New Delhi: The Supreme Court on Friday sought the Centre’s response on a plea seeking alternatives to hanging as the method of executing a convict sentenced to death.
A bench headed by Chief Justice Dipak Misra observed that the legislature could consider amending the provisions of the Code of Criminal Procedure, 1973 (CrPc) to change the mode of execution to something less painful than hanging.
A public interest litigation (PIL) filed by Rishi Malhotra, an advocate, said the method for execution of a death sentence under the CrPc is barbaric, cruel and is in contravention of Article 21 (right to life and personal liberty) of the Constitution.
It said the right of a death row inmate to die in a dignified manner should be made a fundamental right under the Constitution of India.
Malhotra has cited Law Commission reports of 1967 and 2003 where it was noted that there was an increase in the number of countries where hanging to death had been abolished or substituted by different modes of execution such as lethal injections, shooting and electrocution.
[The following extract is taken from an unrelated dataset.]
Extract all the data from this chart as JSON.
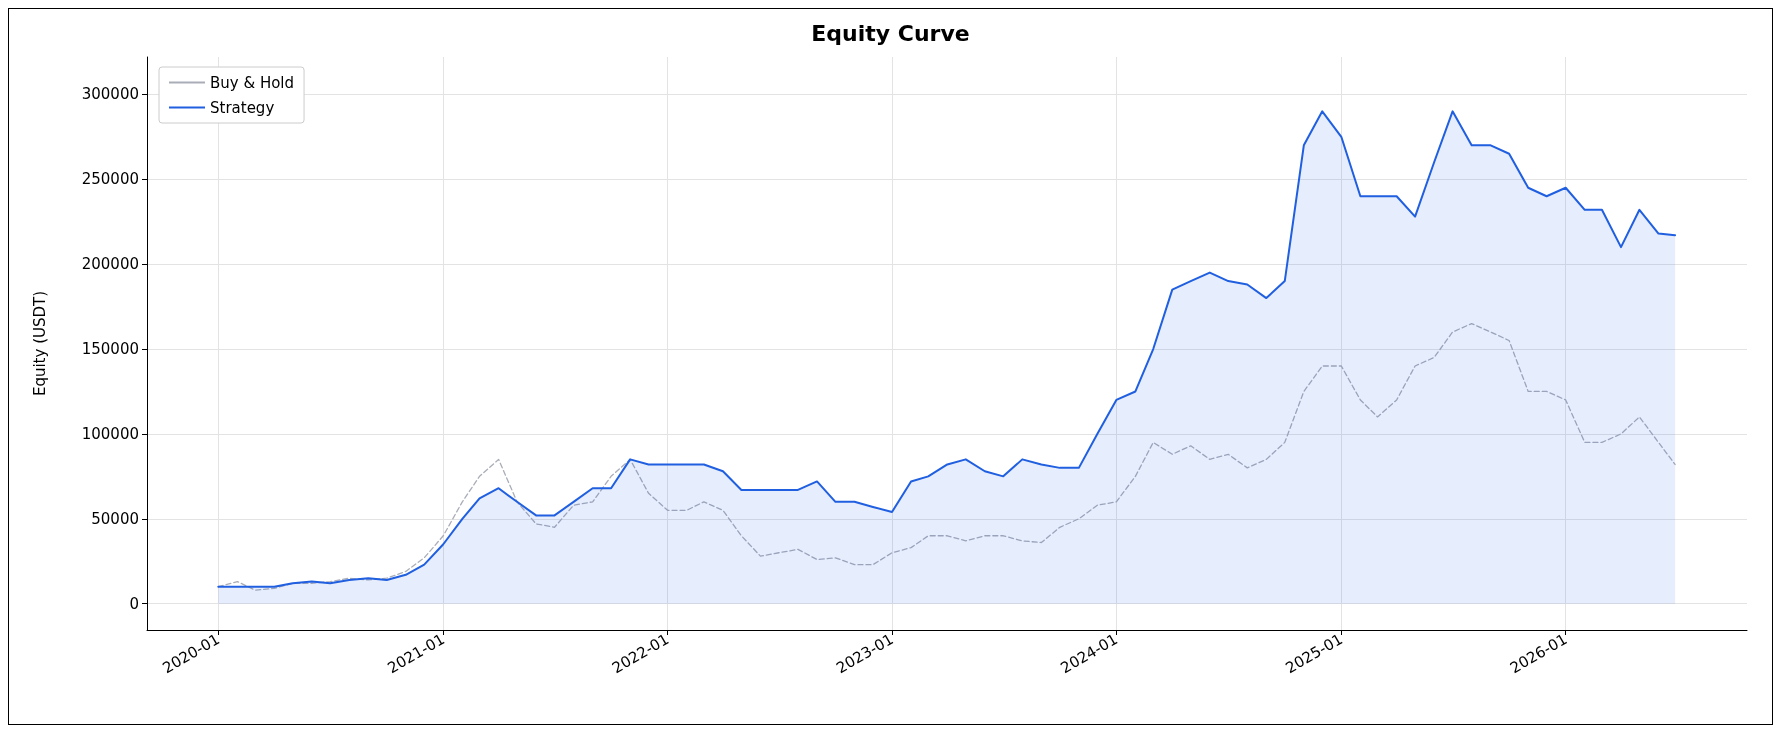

It also relies on a dissenting judgment of former justice P.N. Bhagwati where it was observed that most of the developed and developing countries had replaced execution by hanging by an intravenous lethal injection or by shooting which would be a more humane method of executing a death sentence, involving less pain and suffering.
Seeking a quashing of the provisions under the criminal code that lay down the execution mode of a death sentence, it deems it ultra vires (in violation of) Article 21(right to life) of the Constitution.
Under section 354(5) of the CrpC, the only mode prescribed for execution of a death sentence is ‘hanging by the neck till death.’